21 de setembro de 2018

Coluna especial

Casa da Mãe joana

Por Luiz Tito

Publicado as 29/08/2017 08:29:53

Quando se instalaram as investigações da operação Lava-Jato, há mais de três anos, renasceu na consciência de quem sabe da histórica ineficiência do estado brasileiro em gerir recursos, patrimônio e negócios, a demanda pela urgente privatização de empresas que sobrevivem graças à generosidade dos recursos do Tesouro Nacional. É tal dependência, associada à falta de dono que possibilita que tais empresas possam estar sempre sendo descaradamente roubadas nos seus ativos. À falta de dono ou ao excesso deles, porque em muitos casos há os que usam do patrimônio dessas sociedades, que é público, como se esse fosse da própria família. As infindáveis denúncias da sucessiva bandalheira na Petrobrás onde tudo de pior aconteceu, podem ser reduzidas à dimensão de outras estatais nas quais seguramente se encontrarão semelhantes escândalos.

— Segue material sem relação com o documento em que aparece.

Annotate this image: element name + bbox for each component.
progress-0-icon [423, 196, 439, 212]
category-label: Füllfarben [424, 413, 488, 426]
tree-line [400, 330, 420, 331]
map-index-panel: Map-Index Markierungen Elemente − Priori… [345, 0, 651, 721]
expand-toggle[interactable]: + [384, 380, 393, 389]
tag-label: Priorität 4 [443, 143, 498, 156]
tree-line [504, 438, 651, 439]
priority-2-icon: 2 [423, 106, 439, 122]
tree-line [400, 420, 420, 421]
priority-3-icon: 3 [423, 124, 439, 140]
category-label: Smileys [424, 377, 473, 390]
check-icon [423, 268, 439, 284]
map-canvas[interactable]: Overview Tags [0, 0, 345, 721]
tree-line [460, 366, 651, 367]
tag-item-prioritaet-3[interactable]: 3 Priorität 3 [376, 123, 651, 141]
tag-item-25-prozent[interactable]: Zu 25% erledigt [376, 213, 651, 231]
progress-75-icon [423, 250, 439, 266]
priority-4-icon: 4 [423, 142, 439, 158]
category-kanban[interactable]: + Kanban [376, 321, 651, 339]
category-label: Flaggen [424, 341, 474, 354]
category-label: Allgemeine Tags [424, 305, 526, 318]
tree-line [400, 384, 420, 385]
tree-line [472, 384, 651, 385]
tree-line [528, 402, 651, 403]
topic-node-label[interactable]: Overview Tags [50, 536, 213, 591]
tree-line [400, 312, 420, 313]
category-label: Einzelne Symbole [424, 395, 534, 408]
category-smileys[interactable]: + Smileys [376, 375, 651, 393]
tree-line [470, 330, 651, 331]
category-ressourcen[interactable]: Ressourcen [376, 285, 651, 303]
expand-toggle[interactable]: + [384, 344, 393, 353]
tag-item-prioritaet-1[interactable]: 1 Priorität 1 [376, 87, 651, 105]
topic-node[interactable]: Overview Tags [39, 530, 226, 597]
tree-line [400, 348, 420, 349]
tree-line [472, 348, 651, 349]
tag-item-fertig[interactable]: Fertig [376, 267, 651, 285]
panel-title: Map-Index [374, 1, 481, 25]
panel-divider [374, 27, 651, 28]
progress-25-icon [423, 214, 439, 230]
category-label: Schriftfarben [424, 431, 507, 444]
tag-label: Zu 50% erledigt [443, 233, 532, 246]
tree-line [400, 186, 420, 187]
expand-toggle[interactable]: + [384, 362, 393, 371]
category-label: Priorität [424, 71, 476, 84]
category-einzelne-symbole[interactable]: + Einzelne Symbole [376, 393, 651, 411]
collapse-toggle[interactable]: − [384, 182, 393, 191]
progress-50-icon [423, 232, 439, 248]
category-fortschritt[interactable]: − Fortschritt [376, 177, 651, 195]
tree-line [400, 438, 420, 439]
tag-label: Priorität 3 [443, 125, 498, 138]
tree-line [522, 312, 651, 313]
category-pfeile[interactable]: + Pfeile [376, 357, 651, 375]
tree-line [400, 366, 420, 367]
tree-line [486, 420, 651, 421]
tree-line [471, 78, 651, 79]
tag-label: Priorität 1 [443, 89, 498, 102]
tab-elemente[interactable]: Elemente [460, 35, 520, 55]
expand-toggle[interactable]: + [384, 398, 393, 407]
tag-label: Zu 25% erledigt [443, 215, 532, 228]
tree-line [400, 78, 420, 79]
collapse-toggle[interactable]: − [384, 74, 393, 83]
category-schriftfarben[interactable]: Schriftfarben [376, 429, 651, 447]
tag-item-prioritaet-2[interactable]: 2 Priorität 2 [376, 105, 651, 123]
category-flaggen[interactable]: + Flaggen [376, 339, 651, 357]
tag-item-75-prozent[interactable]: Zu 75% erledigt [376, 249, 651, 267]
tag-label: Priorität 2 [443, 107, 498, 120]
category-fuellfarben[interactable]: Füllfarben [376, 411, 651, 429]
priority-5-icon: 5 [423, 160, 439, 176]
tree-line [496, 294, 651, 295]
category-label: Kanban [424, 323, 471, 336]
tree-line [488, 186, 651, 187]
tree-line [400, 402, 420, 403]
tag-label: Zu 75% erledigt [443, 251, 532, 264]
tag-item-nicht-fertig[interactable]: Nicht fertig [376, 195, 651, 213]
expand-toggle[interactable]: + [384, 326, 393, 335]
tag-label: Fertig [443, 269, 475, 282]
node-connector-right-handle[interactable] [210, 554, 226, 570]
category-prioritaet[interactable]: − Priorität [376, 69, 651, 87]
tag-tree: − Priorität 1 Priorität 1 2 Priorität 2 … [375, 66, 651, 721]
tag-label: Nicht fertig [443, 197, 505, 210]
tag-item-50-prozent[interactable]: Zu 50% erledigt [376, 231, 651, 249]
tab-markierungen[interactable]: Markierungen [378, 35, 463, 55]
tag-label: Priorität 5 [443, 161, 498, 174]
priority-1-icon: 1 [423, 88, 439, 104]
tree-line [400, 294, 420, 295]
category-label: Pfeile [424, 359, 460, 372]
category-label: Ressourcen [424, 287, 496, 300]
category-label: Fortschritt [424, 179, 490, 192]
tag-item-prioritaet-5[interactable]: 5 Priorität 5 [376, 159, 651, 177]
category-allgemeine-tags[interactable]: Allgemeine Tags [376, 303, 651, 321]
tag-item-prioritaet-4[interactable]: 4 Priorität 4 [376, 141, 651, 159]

É apenas uma questão de se investigar. Mudam-se apenas os atores, os comparsas, em alguns casos os valores roubados e direitos fraudados, mas a dinâmica é a mesma. No plano federal sabe-se da existência de mais de 200 empresas dependuradas na mesma Petrobrás, na Eletrobrás, no Banco do Brasil, na Caixa Econômica Federal, no Banco do Nordeste, nos Correios, sem falar naquelas onde o BNDES tem presença ou mando porque não honraram seus empréstimos com aquela instituição. O projeto de privatização, portanto, e todos nós sabemos, é tardio, e com ele só não concordam aqueles que vão perder cargos e privilégios remunerados a custa do dinheiro de impostos pago pela sociedade brasileira. Recursos que muitas vezes faltam para a realização de obrigações do poder público. No plano dos Estados e dos municípios, com suas empresas e instituições assemelhadas essas distorções são também flagrantes; quando o patrimônio dessas não é escandalosamente desviado ou mesmo furtado, a fraude está em se agasalhar com seus recursos bandos de diretores, assessores e até mesmo empresas de serviços terceirizados para faturarem somas que depois engrossarão contas, patrimônios e “sobras de campanha”. Se o Governo Temer conseguir pelo menos andar com a ideia da privatização de penduricalhos menores das já citadas grandes estatais, as sociedades controladas, essa iniciativa poderá acelerar a entrada de capitais na economia, além de possibilitar que o Orçamento seja suavizado na preocupante falta de recursos destinados a honrar suas obrigações genuínas. O projeto de privatização iniciado no ano passado, com todos os seus defeitos, já tirou dos ombros do Tesouro o custeio de alguns aeroportos e linhas de distribuição de energia; agora se fala em ampliar tais ações mas também já se notam reações vindas de dentro, por exemplo, da mesma Infraero, sinalizando que a estatal poderá ver contabilizado um prejuízo de R$ 3 bilhões nos seus balanços anuais.

Ninguém, ao que se sabe, auditou essa informação nem tampouco se sabe da sua certeza. Pelo interesse com que os partidos políticos sempre disputaram o mando da estatal é fácil imaginarmos as dificuldades a serem enfrentadas para privatização de seus ativos. Sempre que privatizadas, é notória a melhoria da qualidade dos serviços que prestam tais organizações e a visível economia de procedimentos e rotinas. Se não podemos mudar a qualidade de nossos homens públicos, uma tarefa da qual a sociedade deve se ocupar é lutar pela aceleração das privatizações. Quanto menor for a presença do estado brasileiro em tudo, mais certeza teremos de que a corrupção, a ineficiência, o empreguismo e o compadrio não estarão sendo remunerados pelo dinheiro público, já muito escasso no atendimento das demandas sociais.

ARTIGO PUBLICADO PELO JORNAL O TEMPO, PÁG 2, EM 22 De AGOSTO DE 2017.